Однако специфику восточного христианства тут не стоит преувеличивать. Аналогичные практики веками существовали и в католическом мире[352]. В Московии и в Российской империи иконы величали «богами». Нечто подобное мы встретим, к примеру, в колониальной Мексике. Там крестьяне из обращенных индейцев (но явно не только они) служили святым покровителям своих деревень, приносили им дары и строили вокруг их фигур свою коллективную идентичность. По формулировке Сержа Грузински, индейцы-католики, как их предки в доколумбовы времена, «не проводили различия между святым и его изображением»[353]. Если образы отказывали в помощи, их бичевали — и такие свидетельства зафиксированы еще в XX в. Норвежский путешественник и этнограф Карл Софус Лумхольц (1851–1922) писал о том, что в городе Туспане в 1890-х гг. местные жители избивали святых, если те их не слышали. А в 1925 г. экспедиция из Университета Тьюлейна (Новый Орлеан) добралась до штата Чьяпас в Южной Мексике. В одной из деревень исследователи узнали, что, когда случается дурной год, индейцы избивают своего небесного патрона — св. Мартина. Из-за этого статуя уже потеряла нос и оба уха[354].

В XIX в. консерваторы, либеральные и революционные режимы, а также сама католическая церковь тщетно стремились искоренить «языческие» и «идолопоклоннические» формы народного католицизма. В этом усердные священники-реформаторы сходились с их оппонентами-антиклерикалами. Однако мексиканская фольклорная культура успешно сопротивлялась усилиям просветителей, которые угрожали ее идентичности[355]. Как и в Европе, в Новом Свете практики, которые некогда допускались и даже легитимировались духовенством, чтобы искоренить дохристианские культы и доказать верующим, сколь могущественны и милостивы святые, со временем оказались вытеснены на социальную и географическую периферию, но не исчезли.

Часть IV. Протестантское иконоборчество: смех и насилие


Городок Сен-Валери-сюр-Сом в Пикардии. Вступив в конфликт с местным аббатством, мэр и советники организовали вокруг церкви, где укрылись монахи, пародийную процессию, подожгли врата храма и поднесли к огню образ Девы Марии и Иоанна Евангелиста. Прежде чем его сжечь, кто-то из осаждавших насмешливо бросил Богоматери: «Согрейся, несчастная»[356]. Если не знать, что дело происходит в 1232 г., можно решить, что мы в XVI в., на дворе Религиозные войны, а мэр с подручными — гугеноты-иконоборцы. Однако это совсем не так. Многие формы десакрализации католических образов, которые мы так хорошо знаем по истории Реформации, не были протестантским изобретением. Их корни глубже — в Средневековье.
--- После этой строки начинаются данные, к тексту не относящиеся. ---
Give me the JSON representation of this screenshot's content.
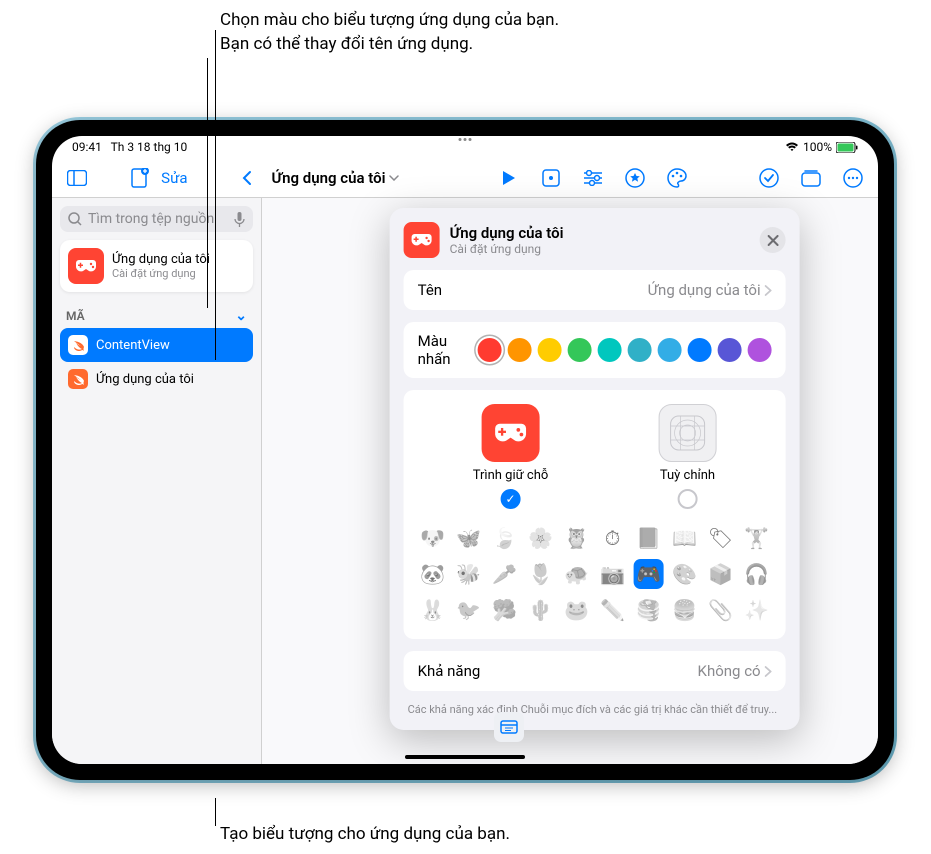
{
  "callouts": {
    "color": "Chọn màu cho biểu tượng ứng dụng của bạn.",
    "name": "Bạn có thể thay đổi tên ứng dụng.",
    "icon": "Tạo biểu tượng cho ứng dụng của bạn."
  },
  "status": {
    "time": "09:41",
    "date": "Th 3 18 thg 10",
    "battery": "100%"
  },
  "toolbar": {
    "edit": "Sửa",
    "title": "Ứng dụng của tôi"
  },
  "sidebar": {
    "search_placeholder": "Tìm trong tệp nguồn",
    "app_name": "Ứng dụng của tôi",
    "app_sub": "Cài đặt ứng dụng",
    "code_section": "MÃ",
    "files": [
      "ContentView",
      "Ứng dụng của tôi"
    ]
  },
  "modal": {
    "title": "Ứng dụng của tôi",
    "subtitle": "Cài đặt ứng dụng",
    "name_label": "Tên",
    "name_value": "Ứng dụng của tôi",
    "accent_label": "Màu nhấn",
    "placeholder_label": "Trình giữ chỗ",
    "custom_label": "Tuỳ chỉnh",
    "capability_label": "Khả năng",
    "capability_value": "Không có",
    "footer": "Các khả năng xác định Chuỗi mục đích và các giá trị khác cần thiết để truy..."
  },
  "colors": [
    {
      "hex": "#ff3b30",
      "selected": true
    },
    {
      "hex": "#ff9500",
      "selected": false
    },
    {
      "hex": "#ffcc00",
      "selected": false
    },
    {
      "hex": "#34c759",
      "selected": false
    },
    {
      "hex": "#00c7be",
      "selected": false
    },
    {
      "hex": "#30b0c7",
      "selected": false
    },
    {
      "hex": "#32ade6",
      "selected": false
    },
    {
      "hex": "#007aff",
      "selected": false
    },
    {
      "hex": "#5856d6",
      "selected": false
    },
    {
      "hex": "#af52de",
      "selected": false
    }
  ],
  "icon_grid": [
    "🐶",
    "🦋",
    "🍃",
    "🌸",
    "🦉",
    "⏱",
    "📕",
    "📖",
    "🏷",
    "🏋",
    "🐼",
    "🐝",
    "🥕",
    "🌷",
    "🐢",
    "📷",
    "🎮",
    "🎨",
    "📦",
    "🎧",
    "🐰",
    "🐦",
    "🥦",
    "🌵",
    "🐸",
    "✏️",
    "🥞",
    "🍔",
    "📎",
    "✨"
  ],
  "icon_selected_index": 16
}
Историки Реформации часто противопоставляют два типа атак против католических изображений: традиционное святотатство (рис. 102, 103) и новое, идеологически мотивированное иконоборчество (рис. 104, 105)[357]. В этой системе координат святотатство обычно описывают как эмоциональный выпад, за которым не стоит искать (и до появления иконоборческих движений обычно никто не искал) какого-либо подрывного послания, а иконоборчество — как фронтальную атаку против католического культа образов и всех связанных с ним практик спасения. Святотатцы обычно действовали в одиночку, и у них не могло быть последователей. Иконоборцы же, начав с одиночных выпадов, постепенно перешли к коллективному — и все более демонстративному — действию. Святотатство (если вынести за скобки безумцев) — это жест отчаяния, месть конкретному святому или выпад в адрес духовенства. Иконоборчество — вызов, демонстративно брошенный всему господствующему религиозному, а значит, и политическому порядку. Формы физической и словесной агрессии против фигур Христа, Богоматери и святых очень похожи, а порой идентичны. Цели и установки — разные.
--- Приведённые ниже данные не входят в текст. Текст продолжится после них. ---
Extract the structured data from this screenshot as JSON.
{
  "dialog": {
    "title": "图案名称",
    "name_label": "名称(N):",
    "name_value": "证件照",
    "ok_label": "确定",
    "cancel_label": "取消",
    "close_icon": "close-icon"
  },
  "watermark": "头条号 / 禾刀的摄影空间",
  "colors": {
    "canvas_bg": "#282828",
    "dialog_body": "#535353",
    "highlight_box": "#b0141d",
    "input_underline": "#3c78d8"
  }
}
Рис. 102. Св. Екатерина Сиенская (1347–1380) молится о спасении души Андреа Наддини — богача, игрока и богохульника. В 1370 г. он тяжело заболел и в гневе бросил в огонь образ с изображением Богоматери и святых. В трактовке этой немецкой миниатюры он кидает в огонь распятие, а в костре уже лежит какая-то другая статуя.
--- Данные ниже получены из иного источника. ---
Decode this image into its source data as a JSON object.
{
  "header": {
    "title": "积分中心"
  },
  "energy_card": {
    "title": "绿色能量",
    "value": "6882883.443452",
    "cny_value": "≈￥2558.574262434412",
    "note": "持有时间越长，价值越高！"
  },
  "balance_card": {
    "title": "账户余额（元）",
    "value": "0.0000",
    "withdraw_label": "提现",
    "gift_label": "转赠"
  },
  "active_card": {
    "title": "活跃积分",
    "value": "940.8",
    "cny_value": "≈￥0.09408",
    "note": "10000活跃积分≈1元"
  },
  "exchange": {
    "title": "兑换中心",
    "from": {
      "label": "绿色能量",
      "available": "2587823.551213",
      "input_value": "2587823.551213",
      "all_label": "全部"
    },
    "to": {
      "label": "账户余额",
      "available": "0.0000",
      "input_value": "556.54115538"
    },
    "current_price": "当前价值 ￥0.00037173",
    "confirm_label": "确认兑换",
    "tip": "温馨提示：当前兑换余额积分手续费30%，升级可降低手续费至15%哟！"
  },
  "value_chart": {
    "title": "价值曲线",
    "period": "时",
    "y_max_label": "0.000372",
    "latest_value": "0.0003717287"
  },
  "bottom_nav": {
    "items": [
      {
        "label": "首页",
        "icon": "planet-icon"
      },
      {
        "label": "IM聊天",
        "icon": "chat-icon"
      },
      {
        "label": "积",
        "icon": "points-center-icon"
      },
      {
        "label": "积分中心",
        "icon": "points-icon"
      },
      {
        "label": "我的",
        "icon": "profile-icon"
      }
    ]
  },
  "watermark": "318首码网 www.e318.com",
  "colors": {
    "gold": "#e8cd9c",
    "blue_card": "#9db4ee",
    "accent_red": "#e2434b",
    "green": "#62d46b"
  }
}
Житие св. Екатерины Сиенской. Германия, вторая четверть XV в.

Paris. Bibliothèque nationale de France. Ms. Allemand 34. Fol. 69v


Рис. 103. В нише, устроенной в монастырской стене, установлена статуя Девы Марии с младенцем. Камень, брошенный бродягой-богохульником, отколол ему часть правой руки, сложенной в жесте благословения. Отбитая ладонь лежит у ног Марии, а преступник, наказанный Богом, слева падает замертво.

Жан Миело. Чудеса Богоматери. Ауденарде, 1456 г.

Paris. Bibliothèque nationale de France. Ms. Français 9198. Fol. 131


Рис. 104. Иконоборческая атака в Антверпене, 20 августа 1566 г. Кальвинисты очищают католический храм от идолов. Мужчины топорами и дубинами крушат статуи святых и алтарные образы, сбрасывают веревками статуи, установленные высоко на колоннах, разбивают витражи и взламывают сундуки с литургической утварью. В это время другие мужчины и женщины выносят из церкви приглянувшееся добро. На этой гравюре, явно направленной против кальвинистов, борьба с «истуканами» и грабеж оказываются неразделимы.

Гравюра Франца Хогенберга, опубликованная в 1588 г.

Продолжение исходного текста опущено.